Thanks @haruspex! I have been trying to find the formula to calculate reqd torque with the length of the object causing greater resistance at first. I believe I will be able to program torque speed by rotation, but I am not sure how to get the first part

 

[haruspex]

Thanks @haruspex! I have been trying to find the formula to calculate reqd torque with the length of the object causing greater resistance at first. I believe I will be able to program torque speed by rotation, but I am not sure how to get the first part

Draw a force diagram for the arm. Where does its weight act? How far is that from the axis? So what is the torque the weight exerts about the axis?

 

[Lnewqban]

Homework Statement:: I am trying to figure out the formula to help me build something

The worst condition is the horizontal position, as explained above.
That torque equals the weight times half the length of the door.
Applying a motor torque directly to the axis of rotation creates the problem of a robust key or other type of shaft-door joint.

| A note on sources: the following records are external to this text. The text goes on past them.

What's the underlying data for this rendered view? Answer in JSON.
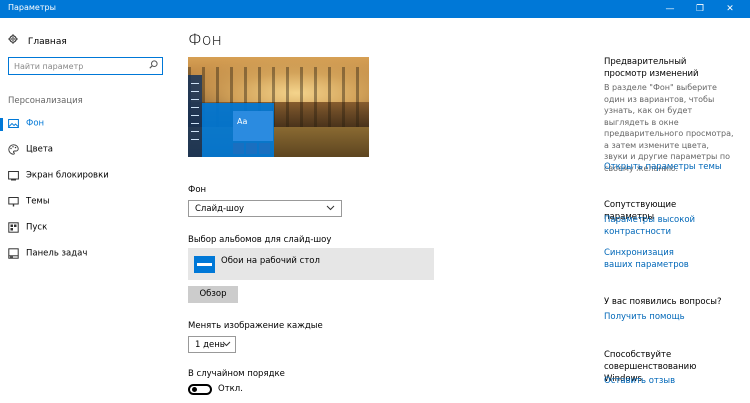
{
  "window": {
    "title": "Параметры",
    "minimize": "—",
    "maximize": "❐",
    "close": "✕"
  },
  "sidebar": {
    "home_label": "Главная",
    "search_placeholder": "Найти параметр",
    "section_label": "Персонализация",
    "items": [
      {
        "label": "Фон",
        "icon": "picture-icon",
        "active": true
      },
      {
        "label": "Цвета",
        "icon": "palette-icon",
        "active": false
      },
      {
        "label": "Экран блокировки",
        "icon": "lock-screen-icon",
        "active": false
      },
      {
        "label": "Темы",
        "icon": "brush-icon",
        "active": false
      },
      {
        "label": "Пуск",
        "icon": "start-icon",
        "active": false
      },
      {
        "label": "Панель задач",
        "icon": "taskbar-icon",
        "active": false
      }
    ]
  },
  "main": {
    "title": "Фон",
    "preview_tile_text": "Aa",
    "background_label": "Фон",
    "background_value": "Слайд-шоу",
    "album_label": "Выбор альбомов для слайд-шоу",
    "album_name": "Обои на рабочий стол",
    "browse_button": "Обзор",
    "interval_label": "Менять изображение каждые",
    "interval_value": "1 день",
    "shuffle_label": "В случайном порядке",
    "shuffle_state": "Откл."
  },
  "right": {
    "preview_title": "Предварительный просмотр изменений",
    "preview_text": "В разделе \"Фон\" выберите один из вариантов, чтобы узнать, как он будет выглядеть в окне предварительного просмотра, а затем измените цвета, звуки и другие параметры по своему желанию.",
    "theme_link": "Открыть параметры темы",
    "related_title": "Сопутствующие параметры",
    "contrast_link": "Параметры высокой контрастности",
    "sync_link": "Синхронизация ваших параметров",
    "questions_title": "У вас появились вопросы?",
    "help_link": "Получить помощь",
    "improve_title": "Способствуйте совершенствованию Windows",
    "feedback_link": "Оставить отзыв"
  },
  "colors": {
    "accent": "#0078d7",
    "link": "#0067b8"
  }
}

Normally, another type of linkage located away from the axis allows for a lighter mechanism.
For that reason, it is important to carefully think about the options that actual conditions allow to your problem.

 

[Tom.G]

Welcome to PF @around86 !

I'm going to assume that your post is accurate and this is not Homework. That said, I'm going to break the Homework rules a bit and try to answer your question.

You may have run across the term "Center of Mass" (CM), also called "Center-of-Gravity" (COG). That is the point in an object where its Mass (or weight) can assumed to be concentrated so that calculations are easier. If that horizontal thing you want to rotate has uniform weight along its length, then the CM is in the center. For your 18" object, that puts the CM at 9" from the pivot.

So for an 8 pound mass at 9" from the pivot, the torque needed to support it would be 8 x 9 = 72lb.in. Note that this is the torque to support it; if you want to get it moving you will need a little bit more torque to overcome the inertia.

Now to address the torque variation over the rotation angle:
Obviously the torque will be maximum at the horizontal position. Just multiply that 72in.lb by Cos(α), where α is the angle from horizontal. For instance at 30° elevation Cos(30) = 0.866. So multiply 72 x 0.866 = 62.4lb.in.

Additional torque is needed to get it moving, or to slow it down at the top of travel. How much additional depends on what acceleration is desired, i.e. how quickly you what it to reach a given speed. That I'll leave to others here who know that stuff by heart, I would have to look it it up, somewhere!

edit: added "COG" definition

Have Fun!

Cheers,
Tom

p.s. you've got me curious. can you tells us the application without giving away any secrets?